Sehr schnell stellt sich bei Turnip Boy das „Ein Durchgang noch“-Gefühl ein, was auch daran liegt, dass jeder Raubzug nur wenige Minuten dauert und wir eigentlich immer mit Gewinn rausgehen. Unterstützt wird dies noch durch den absolut gelungenen, treibenden Soundtrack, durch den wir uns mehr als einmal wie in Hotline Miami fühlten.

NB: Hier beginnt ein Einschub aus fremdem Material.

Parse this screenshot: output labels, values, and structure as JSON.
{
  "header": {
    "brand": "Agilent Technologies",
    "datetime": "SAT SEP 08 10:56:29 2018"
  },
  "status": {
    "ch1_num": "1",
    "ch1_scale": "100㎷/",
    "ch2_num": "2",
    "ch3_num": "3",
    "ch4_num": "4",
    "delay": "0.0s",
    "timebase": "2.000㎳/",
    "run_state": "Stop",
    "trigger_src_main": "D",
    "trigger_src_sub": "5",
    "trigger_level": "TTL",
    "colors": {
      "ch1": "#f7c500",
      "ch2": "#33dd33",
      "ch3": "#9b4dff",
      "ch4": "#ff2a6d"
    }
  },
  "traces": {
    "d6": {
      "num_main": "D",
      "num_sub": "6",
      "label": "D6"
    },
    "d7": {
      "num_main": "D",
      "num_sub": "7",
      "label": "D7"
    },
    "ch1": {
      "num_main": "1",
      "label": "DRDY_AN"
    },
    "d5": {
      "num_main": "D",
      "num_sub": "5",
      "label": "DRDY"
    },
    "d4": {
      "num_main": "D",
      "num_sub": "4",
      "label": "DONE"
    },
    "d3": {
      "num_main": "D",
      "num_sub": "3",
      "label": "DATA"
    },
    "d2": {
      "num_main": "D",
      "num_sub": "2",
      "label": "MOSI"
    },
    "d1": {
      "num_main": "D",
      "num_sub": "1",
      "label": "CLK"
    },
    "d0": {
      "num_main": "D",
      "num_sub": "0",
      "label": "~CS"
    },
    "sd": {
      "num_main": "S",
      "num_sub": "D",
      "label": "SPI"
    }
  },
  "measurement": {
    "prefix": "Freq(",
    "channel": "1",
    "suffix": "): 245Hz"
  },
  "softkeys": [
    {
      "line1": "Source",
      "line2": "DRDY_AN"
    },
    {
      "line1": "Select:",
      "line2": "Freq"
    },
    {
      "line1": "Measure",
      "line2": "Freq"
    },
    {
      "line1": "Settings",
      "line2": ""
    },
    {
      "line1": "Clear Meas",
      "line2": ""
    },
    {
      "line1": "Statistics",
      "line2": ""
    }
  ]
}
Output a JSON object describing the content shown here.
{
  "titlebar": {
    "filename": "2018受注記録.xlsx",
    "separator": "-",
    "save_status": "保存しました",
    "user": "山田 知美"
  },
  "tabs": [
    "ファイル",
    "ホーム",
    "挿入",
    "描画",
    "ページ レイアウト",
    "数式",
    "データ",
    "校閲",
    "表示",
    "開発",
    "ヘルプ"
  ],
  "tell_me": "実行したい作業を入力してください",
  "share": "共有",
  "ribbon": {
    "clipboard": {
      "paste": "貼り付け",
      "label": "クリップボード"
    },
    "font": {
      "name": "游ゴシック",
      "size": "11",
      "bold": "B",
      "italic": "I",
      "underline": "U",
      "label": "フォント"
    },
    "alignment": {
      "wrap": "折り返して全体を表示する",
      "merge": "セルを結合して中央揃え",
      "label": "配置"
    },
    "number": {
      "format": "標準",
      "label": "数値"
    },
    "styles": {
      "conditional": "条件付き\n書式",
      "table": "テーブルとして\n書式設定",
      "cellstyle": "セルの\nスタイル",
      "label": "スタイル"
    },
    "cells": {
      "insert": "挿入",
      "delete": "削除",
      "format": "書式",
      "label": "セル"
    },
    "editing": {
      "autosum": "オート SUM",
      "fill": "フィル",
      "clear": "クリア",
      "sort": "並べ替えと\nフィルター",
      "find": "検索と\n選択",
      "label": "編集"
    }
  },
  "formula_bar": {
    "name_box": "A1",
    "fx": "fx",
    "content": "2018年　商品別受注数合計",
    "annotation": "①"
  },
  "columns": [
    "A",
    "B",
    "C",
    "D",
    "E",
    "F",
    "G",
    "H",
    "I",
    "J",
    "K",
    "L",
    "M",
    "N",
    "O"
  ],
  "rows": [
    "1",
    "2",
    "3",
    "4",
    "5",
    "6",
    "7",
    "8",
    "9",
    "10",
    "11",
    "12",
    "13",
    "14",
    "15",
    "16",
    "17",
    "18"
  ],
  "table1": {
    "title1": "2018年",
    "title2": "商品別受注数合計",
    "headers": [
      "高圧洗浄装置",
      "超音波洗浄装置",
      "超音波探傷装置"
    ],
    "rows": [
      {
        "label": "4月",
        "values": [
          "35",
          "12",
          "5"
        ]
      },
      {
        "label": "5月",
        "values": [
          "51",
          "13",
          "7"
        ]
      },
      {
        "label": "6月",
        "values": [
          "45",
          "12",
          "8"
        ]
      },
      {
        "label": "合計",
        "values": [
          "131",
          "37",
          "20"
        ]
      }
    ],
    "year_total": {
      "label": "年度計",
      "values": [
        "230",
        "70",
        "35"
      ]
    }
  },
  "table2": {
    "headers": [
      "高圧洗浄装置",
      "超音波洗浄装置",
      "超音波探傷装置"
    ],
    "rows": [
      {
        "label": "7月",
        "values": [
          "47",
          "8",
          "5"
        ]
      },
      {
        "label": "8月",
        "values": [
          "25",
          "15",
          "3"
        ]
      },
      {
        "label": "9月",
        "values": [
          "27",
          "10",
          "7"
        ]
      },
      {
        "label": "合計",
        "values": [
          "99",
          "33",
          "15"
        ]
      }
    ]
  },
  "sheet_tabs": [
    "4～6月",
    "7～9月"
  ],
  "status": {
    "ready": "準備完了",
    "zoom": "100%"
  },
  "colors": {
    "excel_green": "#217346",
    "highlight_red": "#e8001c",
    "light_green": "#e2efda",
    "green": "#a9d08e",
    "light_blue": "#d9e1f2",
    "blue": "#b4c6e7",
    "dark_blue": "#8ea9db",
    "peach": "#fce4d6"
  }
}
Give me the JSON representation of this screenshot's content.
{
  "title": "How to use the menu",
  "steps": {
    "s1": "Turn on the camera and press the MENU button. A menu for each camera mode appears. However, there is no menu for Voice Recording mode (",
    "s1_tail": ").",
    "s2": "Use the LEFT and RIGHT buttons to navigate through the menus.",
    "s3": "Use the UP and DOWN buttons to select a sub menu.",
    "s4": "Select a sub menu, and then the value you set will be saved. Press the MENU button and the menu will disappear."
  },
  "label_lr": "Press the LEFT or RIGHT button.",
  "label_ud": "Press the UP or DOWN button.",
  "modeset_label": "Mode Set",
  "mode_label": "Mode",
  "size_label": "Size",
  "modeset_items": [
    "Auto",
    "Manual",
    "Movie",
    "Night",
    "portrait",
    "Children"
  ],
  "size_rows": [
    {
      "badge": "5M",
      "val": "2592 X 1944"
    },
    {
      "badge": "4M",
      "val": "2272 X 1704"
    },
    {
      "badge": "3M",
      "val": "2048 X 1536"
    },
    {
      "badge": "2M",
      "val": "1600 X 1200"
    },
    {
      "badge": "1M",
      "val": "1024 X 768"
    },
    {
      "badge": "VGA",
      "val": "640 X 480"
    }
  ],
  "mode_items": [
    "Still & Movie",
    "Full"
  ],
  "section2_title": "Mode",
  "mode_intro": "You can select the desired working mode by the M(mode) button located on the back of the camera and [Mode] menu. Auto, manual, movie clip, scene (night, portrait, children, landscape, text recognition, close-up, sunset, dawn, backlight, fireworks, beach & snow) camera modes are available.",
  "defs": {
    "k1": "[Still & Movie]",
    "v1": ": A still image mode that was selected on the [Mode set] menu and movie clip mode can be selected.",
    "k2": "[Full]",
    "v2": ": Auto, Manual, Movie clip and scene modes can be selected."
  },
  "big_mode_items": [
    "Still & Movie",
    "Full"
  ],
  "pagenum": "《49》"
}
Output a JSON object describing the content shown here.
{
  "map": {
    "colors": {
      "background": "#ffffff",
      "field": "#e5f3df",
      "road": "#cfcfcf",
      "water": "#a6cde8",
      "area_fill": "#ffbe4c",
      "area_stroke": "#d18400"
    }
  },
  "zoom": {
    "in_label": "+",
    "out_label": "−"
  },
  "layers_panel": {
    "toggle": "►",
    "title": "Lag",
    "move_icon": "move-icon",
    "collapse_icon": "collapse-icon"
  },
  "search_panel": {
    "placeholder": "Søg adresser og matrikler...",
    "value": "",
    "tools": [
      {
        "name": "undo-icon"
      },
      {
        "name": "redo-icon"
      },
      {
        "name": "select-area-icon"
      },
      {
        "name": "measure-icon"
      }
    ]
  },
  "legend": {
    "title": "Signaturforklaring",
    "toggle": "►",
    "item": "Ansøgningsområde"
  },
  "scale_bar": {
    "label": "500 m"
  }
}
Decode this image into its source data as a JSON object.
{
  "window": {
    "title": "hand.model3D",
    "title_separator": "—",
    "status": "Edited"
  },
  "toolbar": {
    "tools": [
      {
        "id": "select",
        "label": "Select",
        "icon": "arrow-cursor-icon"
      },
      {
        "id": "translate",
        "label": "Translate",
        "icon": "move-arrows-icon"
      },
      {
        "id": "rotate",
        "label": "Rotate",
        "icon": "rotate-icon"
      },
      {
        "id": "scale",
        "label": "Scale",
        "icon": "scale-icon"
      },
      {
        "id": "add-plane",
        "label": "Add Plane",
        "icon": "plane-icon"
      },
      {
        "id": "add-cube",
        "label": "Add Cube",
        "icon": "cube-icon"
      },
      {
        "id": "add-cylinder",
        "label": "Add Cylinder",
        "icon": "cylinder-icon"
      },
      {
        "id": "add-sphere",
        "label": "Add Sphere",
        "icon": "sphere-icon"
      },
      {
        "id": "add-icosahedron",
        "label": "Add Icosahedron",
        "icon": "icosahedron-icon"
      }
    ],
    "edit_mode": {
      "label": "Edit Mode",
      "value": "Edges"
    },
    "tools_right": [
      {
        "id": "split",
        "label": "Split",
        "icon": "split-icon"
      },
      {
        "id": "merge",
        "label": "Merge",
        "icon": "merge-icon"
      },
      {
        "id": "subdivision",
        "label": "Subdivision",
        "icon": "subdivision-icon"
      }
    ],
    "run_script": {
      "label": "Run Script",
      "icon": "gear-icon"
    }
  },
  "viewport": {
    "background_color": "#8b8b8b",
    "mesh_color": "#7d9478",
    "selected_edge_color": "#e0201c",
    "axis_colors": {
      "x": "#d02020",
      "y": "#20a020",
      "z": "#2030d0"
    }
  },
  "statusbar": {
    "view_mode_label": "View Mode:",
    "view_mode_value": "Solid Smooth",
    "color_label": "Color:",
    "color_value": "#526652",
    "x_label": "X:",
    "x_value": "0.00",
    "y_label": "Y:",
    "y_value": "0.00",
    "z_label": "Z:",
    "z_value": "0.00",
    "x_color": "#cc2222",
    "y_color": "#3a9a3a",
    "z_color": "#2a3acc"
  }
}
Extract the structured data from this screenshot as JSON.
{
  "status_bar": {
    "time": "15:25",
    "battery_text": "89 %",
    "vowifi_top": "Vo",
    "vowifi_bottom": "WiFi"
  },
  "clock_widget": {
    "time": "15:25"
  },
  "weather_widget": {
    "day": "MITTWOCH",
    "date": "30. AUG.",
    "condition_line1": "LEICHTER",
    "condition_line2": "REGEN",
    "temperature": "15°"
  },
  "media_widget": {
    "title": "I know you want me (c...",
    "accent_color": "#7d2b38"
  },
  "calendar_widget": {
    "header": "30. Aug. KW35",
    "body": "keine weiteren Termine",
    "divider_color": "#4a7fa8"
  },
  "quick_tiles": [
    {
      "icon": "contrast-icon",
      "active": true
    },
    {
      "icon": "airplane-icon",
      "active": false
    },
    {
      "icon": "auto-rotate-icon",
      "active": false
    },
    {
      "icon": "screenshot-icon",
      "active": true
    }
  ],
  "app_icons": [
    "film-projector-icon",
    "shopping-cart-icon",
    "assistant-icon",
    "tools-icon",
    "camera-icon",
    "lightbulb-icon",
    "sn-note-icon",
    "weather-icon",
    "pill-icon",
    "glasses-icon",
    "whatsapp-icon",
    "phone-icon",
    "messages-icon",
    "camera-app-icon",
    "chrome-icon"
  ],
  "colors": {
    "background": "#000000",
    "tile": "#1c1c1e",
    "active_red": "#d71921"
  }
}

Dank zweier wählbarer Schwierigkeitsgrade bietet Turnip Boy Robs a Bank zudem auch für Einsteiger und Leute, die um Roguelikes einen großen Bogen machen, ein richtig gutes, unterhaltsames Spiel. Ein wenig Spaß an Grind sollte man allerdings mitbringen, da man selten mehrere Dinge in einem Durchgang erledigen kann und einem auch oft erst einmal das Geld für nötige Upgrades oder Ausrüstung fehlt. Dennoch hatte ich mit Turnip Boy Robs a Bank sehr viel Spaß. Für mich ein sehr frühes Indie-Highlight des Jahres 2024.
- Grandioser Humor im Spiel
- Sehr guter Gameplay-Flow
- Abwechslungsreiche Gebiete, obwohl „nur“ in einer Bank angesiedelt
- Griffiges Kampfsystem
- Stimmungsvolle Optik
- Exzellenter Soundtrack
- Update-Mechaniken motivieren zum Weiterspielen
- Viele Nebenmissionen
- Zwei Schwierigkeitsgrade
- Teilweise durchaus grindlastig
- Nebenmissionen meist Schema „Bringe A von B nach C“
- Einige Anspielungen beziehen sich auf den Vorgänger, die man ohne dessen Kenntnis schwer versteht
- Alternative Kostüme beschränken sich auf Kopfbedeckungen
Seit dem ersten Gameboy begeisterter Konsolenzocker. Neben Rennspielen, Action-Adventures und JRPGs sind auch Indie-Perlen gerne im Laufwerk gesehen. Zu den Lieblingsspielen gehören GTA Vice City, Metal Gear Solid, Overboard, Ys VIII, die Uncharted- und Forza-Horizon-Reihe sowie Gran Turismo 7.